Roveja può suonare quasi come la parola magica capace di dare inizio ad un incantesimo. Ma c’è anche chi la chiama roveggia, pisello dei campi, robiglio. Poco importa il nome quando si indica un legume una varietà di pisello, per l’appunto – dall’origine antichissima, importato in Europa dal Medio Oriente e oggi coltivato da pochi, pochissimi agricoltori, tra Umbria e Marche. Un tempo, per i pastori e per i contadini, la roveja (sì, a noi piace chiamarla così) era un alimento di fondamentale importanza coltivato sugli Appennini umbro-marchigiani, in particolare sui Monti Sibillini la cui coltivazione, piano piano, vista la fatica e lo spopolamento delle zone montane, si abbandonò. In Umbria dove la terra e gli animali sono ancora al centro di gravità per un sistema che ruota intorno alle eccellenze enogastronomiche e tipicità, negli ultimi anni c’è ancora qualcuno, anche qualche giovane imprenditore della terra, che si è appassionato alla roveja e ne ha riportato in vita la coltivazione.
I LUOGHI DELLA ROVEJA
È soprattutto nella zona di Civita, frazione della città natale di Santa Rita, che a circa 1100 metri di altitudine si coltiva questo prodotto simile al pisello, il cui seme ha una colorazione che varia dal grigio al verde scuro fino al marrone. È all’inizio della primavera che viene seminata una specialità che sarà raccolta, rigorosamente a mano, tra la fine di luglio e l’inizio di agosto. Dopo essere stata battuta ed essicata può essere consumata fresca o in alcune delle ricette che in queste campagne si tramandano di generazione in generazione.

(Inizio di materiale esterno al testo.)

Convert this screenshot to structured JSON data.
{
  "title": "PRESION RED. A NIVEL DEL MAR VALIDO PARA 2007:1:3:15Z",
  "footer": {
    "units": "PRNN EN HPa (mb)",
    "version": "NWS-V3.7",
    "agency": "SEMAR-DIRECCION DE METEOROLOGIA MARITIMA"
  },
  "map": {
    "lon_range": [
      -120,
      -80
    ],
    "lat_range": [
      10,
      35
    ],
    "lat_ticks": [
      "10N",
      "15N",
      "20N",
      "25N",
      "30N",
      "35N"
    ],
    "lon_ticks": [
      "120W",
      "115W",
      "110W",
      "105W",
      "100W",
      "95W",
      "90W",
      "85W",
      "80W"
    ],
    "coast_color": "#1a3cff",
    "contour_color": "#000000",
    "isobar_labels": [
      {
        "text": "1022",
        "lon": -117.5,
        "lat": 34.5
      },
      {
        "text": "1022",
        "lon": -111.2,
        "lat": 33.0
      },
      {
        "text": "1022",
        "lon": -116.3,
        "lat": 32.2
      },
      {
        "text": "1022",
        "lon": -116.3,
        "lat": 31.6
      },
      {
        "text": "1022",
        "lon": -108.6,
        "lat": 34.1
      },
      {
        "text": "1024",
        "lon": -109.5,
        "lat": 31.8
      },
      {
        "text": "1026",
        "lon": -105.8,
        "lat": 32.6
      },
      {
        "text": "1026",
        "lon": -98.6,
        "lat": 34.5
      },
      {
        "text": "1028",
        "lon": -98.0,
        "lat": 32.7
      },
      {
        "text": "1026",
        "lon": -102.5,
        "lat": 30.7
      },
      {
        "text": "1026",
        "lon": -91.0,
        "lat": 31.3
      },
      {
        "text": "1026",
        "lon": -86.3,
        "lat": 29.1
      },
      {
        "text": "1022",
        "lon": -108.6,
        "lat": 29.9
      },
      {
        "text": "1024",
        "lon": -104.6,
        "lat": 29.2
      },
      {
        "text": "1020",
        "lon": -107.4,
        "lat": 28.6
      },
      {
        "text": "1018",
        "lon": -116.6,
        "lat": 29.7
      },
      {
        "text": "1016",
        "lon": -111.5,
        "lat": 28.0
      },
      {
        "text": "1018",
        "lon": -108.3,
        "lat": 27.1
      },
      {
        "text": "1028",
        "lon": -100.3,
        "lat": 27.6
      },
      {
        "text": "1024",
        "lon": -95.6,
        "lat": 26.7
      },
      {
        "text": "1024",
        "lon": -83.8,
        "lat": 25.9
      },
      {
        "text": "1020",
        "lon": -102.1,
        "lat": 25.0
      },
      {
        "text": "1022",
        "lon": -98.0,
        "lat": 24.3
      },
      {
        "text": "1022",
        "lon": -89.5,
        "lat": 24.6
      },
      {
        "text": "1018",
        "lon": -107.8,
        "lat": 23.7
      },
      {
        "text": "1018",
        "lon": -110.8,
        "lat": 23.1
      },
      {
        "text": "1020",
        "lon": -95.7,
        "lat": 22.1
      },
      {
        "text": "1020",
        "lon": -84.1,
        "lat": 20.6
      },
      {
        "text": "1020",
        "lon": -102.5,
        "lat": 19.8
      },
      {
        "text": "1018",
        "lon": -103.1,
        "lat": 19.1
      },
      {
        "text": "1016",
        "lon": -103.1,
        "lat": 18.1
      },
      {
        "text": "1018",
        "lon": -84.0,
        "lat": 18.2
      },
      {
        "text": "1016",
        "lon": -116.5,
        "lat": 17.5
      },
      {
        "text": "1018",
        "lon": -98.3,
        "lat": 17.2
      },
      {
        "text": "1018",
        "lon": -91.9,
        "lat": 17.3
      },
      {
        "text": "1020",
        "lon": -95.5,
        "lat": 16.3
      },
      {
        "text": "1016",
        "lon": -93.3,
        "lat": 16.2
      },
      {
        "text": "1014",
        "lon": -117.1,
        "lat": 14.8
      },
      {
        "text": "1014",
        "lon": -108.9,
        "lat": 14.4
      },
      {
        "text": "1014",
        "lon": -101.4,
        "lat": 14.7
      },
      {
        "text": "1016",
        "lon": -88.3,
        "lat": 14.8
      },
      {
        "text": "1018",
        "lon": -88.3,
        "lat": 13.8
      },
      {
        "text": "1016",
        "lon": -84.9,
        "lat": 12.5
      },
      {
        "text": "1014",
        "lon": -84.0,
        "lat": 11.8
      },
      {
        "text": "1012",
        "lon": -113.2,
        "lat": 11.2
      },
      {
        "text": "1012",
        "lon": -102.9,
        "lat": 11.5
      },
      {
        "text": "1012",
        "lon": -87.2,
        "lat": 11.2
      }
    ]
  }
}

Commestibile sia fresca che essiccata, la roveja è ricca di proteine. Ingrediente perfetto per gustosissime zuppe. Spesso abbinata a fave e cicerchie, può essere accostata anche a patate, carote e sedano, ma persino a guanciale e salsiccia. Se macinata, dà vita ad una farina dal gusto un po’ amaro utilizzata per preparare la “farrecchiata”, una polenta poi condita con un battuto d’olio, aglio e acciughe.